In the theatrical release of A Wrinkle In Time, before the first shot, there is a filmed message from director Ava DuVernay, who offers a warm, confident explanation for why she chose to take on the adaptation of Madeleine L’Engle’s beloved 1962 science fiction novel. The decision to break the fourth wall before the movie even begins comes off as strange, but sitting down to watch it—or, just pulling up reviews—clarifies the purpose of the segment: A Wrinkle In Time is, in many ways, a movie that demands an explanation. Why is DuVernay, an acclaimed director who helmed projects such as 13th and Selma, directing a children’s movie? Why is it flopping at the box office compared to Disney’s other recent release, Black Panther, despite its diverse cast that includes stars such as Oprah Winfrey, Chris Pine, and Mindy Kaling?

A Wrinkle In Time is unlike any movie in recent memory: over–the–top flashy, completely earnest, audacious. It is a massive, $100 million undertaking that is trying to do a lot, and perhaps this is the reason that many reviews have been negative: it currently has a 3.4/10 rating on IMDb. Critics have had unkind things to say, from ScreenRant’s assertion that it “falls short of reaching the potential of its talented cast and director” to Wall Street Journal calling it a “great disappointment”. A Wrinkle In Time’s detractors are partially right; the movie is by no means perfect. Its detractors are also missing the point, and completely overlooking what makes it a triumph.

With its star–studded lineup and acclaimed director, A Wrinkle In Time has an evident appeal for adults; however, it is unapologetically a movie for children. There are, refreshingly, no cringe–worthy innuendos slipped in for parents like in many other contemporary children’s films, but there is also none of the nuance that is in vogue nowadays. There are obvious good guys—the “Misses”, colorful celestial creatures of light, embodied in human form by Winfrey, Kaling, and Reese Witherspoon—and clear–cut forces of evil, rendered in the form of a dark cloud known simply as “the It.” Love, both self–love and love for others, is celebrated as clean, uncomplicated, and the solution to all things—it is the way to exorcise a quasi–demonic possession, locate a father who has been missing for years, and teleport around the universe. 

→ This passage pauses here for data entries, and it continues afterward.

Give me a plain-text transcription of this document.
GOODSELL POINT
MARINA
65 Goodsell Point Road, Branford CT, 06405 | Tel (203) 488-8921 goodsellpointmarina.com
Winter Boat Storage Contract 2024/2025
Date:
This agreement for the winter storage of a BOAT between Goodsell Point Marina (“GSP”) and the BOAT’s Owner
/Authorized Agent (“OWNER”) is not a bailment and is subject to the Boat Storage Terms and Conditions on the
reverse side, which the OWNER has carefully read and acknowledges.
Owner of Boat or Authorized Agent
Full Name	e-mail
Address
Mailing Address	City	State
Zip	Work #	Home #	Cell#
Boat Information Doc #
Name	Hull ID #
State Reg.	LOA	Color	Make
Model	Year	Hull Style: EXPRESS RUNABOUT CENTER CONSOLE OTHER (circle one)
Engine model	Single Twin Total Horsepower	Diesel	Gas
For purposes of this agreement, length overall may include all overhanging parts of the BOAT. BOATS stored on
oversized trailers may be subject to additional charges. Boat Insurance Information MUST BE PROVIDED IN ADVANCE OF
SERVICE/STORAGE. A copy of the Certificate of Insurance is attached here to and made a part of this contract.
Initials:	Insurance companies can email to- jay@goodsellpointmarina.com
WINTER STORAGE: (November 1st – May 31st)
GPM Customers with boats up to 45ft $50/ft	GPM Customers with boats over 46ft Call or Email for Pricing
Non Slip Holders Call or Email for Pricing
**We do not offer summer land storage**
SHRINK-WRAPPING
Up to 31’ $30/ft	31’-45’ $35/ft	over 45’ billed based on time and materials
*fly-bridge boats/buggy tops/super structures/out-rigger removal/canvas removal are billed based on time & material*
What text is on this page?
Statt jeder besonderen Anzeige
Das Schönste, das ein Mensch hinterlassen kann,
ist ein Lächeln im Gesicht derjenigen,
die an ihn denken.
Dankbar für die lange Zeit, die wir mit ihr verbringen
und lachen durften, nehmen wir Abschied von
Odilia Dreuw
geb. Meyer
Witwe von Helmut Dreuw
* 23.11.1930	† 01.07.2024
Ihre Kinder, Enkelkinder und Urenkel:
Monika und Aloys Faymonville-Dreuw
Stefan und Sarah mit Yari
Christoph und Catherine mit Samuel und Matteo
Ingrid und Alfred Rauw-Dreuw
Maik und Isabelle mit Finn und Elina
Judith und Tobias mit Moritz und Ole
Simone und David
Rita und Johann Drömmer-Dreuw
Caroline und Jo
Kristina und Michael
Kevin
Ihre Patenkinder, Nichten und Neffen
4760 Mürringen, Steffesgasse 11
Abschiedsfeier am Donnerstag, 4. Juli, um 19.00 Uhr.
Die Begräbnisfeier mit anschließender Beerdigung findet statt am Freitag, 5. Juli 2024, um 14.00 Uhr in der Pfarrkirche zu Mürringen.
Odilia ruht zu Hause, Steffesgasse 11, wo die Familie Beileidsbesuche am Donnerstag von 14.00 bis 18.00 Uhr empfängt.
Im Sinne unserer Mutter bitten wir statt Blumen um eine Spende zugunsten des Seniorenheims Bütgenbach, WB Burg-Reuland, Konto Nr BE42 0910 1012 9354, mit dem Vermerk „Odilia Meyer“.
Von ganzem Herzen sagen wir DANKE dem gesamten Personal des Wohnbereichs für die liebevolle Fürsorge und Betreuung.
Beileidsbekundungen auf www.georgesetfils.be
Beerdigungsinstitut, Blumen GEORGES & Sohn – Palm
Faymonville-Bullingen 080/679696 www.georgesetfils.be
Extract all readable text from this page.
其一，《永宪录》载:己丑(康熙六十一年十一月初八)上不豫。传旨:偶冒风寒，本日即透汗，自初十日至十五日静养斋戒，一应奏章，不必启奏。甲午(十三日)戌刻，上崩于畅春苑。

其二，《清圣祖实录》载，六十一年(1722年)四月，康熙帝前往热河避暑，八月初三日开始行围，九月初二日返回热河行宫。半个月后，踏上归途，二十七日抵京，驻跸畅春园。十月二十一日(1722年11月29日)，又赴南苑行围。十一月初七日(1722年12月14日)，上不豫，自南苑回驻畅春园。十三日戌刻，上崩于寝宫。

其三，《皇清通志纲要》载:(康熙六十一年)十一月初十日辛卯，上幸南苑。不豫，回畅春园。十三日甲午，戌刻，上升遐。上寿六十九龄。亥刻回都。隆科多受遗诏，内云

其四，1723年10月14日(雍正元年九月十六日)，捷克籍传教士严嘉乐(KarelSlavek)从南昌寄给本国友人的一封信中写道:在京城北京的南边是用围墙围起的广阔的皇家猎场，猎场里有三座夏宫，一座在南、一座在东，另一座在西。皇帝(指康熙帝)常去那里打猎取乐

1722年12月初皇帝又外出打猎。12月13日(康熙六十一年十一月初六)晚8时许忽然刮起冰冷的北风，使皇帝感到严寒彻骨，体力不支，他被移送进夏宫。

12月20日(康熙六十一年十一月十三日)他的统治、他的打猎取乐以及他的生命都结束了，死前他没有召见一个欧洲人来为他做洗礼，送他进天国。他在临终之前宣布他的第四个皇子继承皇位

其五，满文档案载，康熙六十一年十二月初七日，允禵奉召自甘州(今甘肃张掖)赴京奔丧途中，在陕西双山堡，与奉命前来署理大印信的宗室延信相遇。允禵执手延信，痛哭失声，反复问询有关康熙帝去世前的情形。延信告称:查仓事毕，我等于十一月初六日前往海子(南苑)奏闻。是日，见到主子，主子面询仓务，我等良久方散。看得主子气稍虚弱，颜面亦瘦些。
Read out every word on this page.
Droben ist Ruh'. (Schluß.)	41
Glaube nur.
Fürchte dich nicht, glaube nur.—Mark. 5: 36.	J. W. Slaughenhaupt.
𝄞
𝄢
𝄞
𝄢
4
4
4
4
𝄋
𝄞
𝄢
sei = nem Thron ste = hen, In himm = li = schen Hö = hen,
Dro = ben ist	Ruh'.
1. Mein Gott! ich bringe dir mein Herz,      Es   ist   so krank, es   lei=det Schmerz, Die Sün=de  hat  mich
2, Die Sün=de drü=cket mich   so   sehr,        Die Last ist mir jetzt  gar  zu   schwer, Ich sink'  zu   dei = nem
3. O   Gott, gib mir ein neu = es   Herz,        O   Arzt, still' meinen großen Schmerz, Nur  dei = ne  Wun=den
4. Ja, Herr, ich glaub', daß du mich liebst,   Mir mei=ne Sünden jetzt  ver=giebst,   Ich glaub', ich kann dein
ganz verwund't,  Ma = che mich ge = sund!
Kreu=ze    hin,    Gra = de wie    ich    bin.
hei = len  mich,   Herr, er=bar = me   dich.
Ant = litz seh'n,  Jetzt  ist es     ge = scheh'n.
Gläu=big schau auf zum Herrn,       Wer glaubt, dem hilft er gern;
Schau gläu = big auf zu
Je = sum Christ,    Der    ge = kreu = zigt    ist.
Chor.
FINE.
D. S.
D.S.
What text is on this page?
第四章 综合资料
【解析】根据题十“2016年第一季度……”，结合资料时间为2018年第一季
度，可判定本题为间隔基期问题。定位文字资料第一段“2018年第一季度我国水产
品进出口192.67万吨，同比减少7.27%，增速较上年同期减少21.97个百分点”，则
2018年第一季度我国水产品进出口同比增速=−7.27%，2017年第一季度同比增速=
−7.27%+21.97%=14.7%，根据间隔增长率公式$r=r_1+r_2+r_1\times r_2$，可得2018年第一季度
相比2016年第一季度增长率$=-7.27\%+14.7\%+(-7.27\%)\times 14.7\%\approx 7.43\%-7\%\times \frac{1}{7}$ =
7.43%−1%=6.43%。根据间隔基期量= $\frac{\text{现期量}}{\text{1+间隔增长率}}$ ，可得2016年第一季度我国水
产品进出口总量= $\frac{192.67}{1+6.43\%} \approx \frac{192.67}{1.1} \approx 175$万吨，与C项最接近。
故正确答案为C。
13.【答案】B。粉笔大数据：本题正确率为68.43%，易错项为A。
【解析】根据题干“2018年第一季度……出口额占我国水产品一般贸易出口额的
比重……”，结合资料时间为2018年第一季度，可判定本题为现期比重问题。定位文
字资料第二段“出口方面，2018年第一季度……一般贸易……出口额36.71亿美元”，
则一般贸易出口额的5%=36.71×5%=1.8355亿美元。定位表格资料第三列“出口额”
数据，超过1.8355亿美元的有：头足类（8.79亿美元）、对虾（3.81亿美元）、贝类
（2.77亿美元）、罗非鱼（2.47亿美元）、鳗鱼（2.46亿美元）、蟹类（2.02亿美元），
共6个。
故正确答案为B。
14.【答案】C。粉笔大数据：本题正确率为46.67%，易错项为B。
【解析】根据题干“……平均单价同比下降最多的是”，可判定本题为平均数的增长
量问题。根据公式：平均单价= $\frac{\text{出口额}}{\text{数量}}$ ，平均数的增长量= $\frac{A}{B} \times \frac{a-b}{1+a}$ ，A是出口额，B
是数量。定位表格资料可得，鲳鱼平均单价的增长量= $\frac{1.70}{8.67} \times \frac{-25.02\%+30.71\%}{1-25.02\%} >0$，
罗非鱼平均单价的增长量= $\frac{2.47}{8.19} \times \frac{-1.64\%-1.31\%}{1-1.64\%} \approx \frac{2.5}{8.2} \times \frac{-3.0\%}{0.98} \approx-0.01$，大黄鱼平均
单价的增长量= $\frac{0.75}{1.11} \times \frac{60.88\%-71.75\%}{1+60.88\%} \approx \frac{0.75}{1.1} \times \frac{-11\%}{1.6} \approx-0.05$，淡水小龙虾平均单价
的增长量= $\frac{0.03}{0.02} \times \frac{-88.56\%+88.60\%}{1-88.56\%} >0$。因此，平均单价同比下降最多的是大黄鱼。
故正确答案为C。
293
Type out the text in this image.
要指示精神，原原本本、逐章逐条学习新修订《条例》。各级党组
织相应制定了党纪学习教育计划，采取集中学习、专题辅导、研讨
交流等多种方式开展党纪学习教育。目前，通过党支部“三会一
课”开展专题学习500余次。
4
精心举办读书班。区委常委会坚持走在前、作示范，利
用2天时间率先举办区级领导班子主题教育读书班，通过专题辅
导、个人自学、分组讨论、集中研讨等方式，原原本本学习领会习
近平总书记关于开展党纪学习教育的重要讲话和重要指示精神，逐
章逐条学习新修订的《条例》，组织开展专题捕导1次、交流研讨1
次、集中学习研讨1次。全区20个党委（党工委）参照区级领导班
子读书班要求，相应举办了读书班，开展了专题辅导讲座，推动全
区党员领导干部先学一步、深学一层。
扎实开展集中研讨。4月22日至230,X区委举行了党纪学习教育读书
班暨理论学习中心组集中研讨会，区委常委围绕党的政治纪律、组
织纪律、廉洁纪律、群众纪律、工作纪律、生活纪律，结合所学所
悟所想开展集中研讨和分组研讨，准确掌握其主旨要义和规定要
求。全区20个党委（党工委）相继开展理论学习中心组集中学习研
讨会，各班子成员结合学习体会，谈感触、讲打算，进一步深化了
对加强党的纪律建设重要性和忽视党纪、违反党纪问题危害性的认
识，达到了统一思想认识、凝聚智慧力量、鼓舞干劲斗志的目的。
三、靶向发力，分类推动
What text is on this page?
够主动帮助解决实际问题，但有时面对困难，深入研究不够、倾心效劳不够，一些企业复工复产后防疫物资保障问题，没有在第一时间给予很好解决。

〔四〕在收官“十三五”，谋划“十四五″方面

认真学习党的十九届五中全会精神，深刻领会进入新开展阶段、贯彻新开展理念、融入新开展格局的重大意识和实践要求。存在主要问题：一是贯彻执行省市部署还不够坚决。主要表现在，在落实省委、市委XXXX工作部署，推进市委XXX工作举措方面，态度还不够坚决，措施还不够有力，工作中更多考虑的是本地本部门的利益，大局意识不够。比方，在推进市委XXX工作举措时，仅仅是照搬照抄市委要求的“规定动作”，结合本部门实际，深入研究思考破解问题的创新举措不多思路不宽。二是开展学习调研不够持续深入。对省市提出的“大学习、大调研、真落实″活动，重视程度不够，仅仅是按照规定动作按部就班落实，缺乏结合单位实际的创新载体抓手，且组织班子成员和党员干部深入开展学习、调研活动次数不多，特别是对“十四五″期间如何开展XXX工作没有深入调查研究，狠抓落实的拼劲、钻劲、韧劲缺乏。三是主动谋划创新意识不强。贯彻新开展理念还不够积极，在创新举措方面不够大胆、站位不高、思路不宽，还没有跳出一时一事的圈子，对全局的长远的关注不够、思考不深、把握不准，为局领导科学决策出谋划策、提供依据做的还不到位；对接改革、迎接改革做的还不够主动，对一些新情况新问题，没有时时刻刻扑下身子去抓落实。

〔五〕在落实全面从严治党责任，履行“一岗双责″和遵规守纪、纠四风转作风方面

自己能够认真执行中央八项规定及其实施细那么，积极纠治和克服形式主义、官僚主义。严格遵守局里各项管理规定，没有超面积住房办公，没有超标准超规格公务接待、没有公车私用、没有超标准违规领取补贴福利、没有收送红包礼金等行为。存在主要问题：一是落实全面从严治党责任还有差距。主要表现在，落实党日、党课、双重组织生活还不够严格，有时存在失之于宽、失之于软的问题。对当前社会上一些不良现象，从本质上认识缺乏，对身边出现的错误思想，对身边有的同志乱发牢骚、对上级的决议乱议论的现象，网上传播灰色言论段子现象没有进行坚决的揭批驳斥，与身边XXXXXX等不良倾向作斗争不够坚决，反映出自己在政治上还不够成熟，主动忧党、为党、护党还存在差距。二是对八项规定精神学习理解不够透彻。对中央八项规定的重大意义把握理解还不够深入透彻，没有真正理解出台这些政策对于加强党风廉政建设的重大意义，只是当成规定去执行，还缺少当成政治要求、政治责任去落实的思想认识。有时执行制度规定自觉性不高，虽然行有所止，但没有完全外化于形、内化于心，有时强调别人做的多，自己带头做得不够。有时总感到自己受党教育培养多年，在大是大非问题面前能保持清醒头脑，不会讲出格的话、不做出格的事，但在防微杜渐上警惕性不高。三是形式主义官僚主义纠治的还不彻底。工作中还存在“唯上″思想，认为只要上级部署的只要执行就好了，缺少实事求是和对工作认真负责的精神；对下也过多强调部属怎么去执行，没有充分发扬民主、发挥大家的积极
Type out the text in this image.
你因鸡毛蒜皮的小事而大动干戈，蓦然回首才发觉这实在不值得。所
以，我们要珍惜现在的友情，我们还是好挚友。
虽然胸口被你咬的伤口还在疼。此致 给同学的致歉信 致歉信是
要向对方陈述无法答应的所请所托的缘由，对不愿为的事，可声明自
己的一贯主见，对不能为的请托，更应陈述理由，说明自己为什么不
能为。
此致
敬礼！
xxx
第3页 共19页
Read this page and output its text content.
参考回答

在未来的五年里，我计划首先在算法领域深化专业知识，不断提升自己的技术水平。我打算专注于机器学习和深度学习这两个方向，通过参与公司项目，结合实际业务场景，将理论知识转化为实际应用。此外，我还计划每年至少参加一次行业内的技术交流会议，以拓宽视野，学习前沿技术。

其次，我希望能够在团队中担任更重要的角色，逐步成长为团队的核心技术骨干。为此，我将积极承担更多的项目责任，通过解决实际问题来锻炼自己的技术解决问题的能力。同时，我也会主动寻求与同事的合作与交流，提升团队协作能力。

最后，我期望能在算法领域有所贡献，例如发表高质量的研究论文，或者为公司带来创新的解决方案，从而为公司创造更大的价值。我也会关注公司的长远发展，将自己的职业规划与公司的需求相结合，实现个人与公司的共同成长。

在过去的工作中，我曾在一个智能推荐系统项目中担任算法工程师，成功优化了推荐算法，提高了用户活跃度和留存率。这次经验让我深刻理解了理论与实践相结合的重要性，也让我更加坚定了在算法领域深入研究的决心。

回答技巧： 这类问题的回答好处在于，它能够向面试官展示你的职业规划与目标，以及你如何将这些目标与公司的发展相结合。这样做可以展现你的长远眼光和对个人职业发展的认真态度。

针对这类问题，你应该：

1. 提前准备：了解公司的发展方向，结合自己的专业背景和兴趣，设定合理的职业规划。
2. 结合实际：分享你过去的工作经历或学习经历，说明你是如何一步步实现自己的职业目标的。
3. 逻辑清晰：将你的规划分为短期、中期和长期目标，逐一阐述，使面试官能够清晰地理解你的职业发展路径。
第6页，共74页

Ideologically, A Wrinkle In Time fits snugly into children’s cinema—after all, few kid’s movies lack happy endings. What sets A Wrinkle In Time apart is the honesty of its portrayal of adolescent vulnerability. Meg Murry (played in the film by the talented Storm Reid), has been a stand–in figure to outcasts ever since the book’s publication: not conventionally pretty or talented at school, deeply hurt from the loss of her father, lost, alienated, and angry with the world around her. It would be easy to Disney–ify her angst and render her one makeover away from being a cute, happy genius—but A Wrinkle In Time refuses to. Instead, DuVernay elevates the trials and triumphs of being a teenage girl to a level of cosmic importance. The same staggering realism and beauty she brought to shots of Martin Luther King Jr. in Selma is on display here, in middle school hallways and gym class confrontations. When confronted by the nexus of all evil in the universe, who taunts her with a “prettier” version of herself and tells her “Every bad thing you think about yourself is true,” Meg heartbreakingly and honestly admits to hating herself—and then defeats it by invoking the love that she shares with her younger brother, Charles Wallace, even in spite of her flaws.

A Wrinkle In Time takes viewers on a wide–ranging, high–reaching tour of time and space, and tries to say something about the triumph of love in the process. It might sell us a childishly optimistic version of the universe, but in spite of the CGI and questionable physics employed to explain time travel, it presents audiences with a tender and honest portrait of what it is like to be a young person grappling with life’s hardships. It is a movie for children, but somewhere between voyages to other planets and life back home, adults who go to see it might walk out of the theater feeling the same anguish and optimism they did when they were young.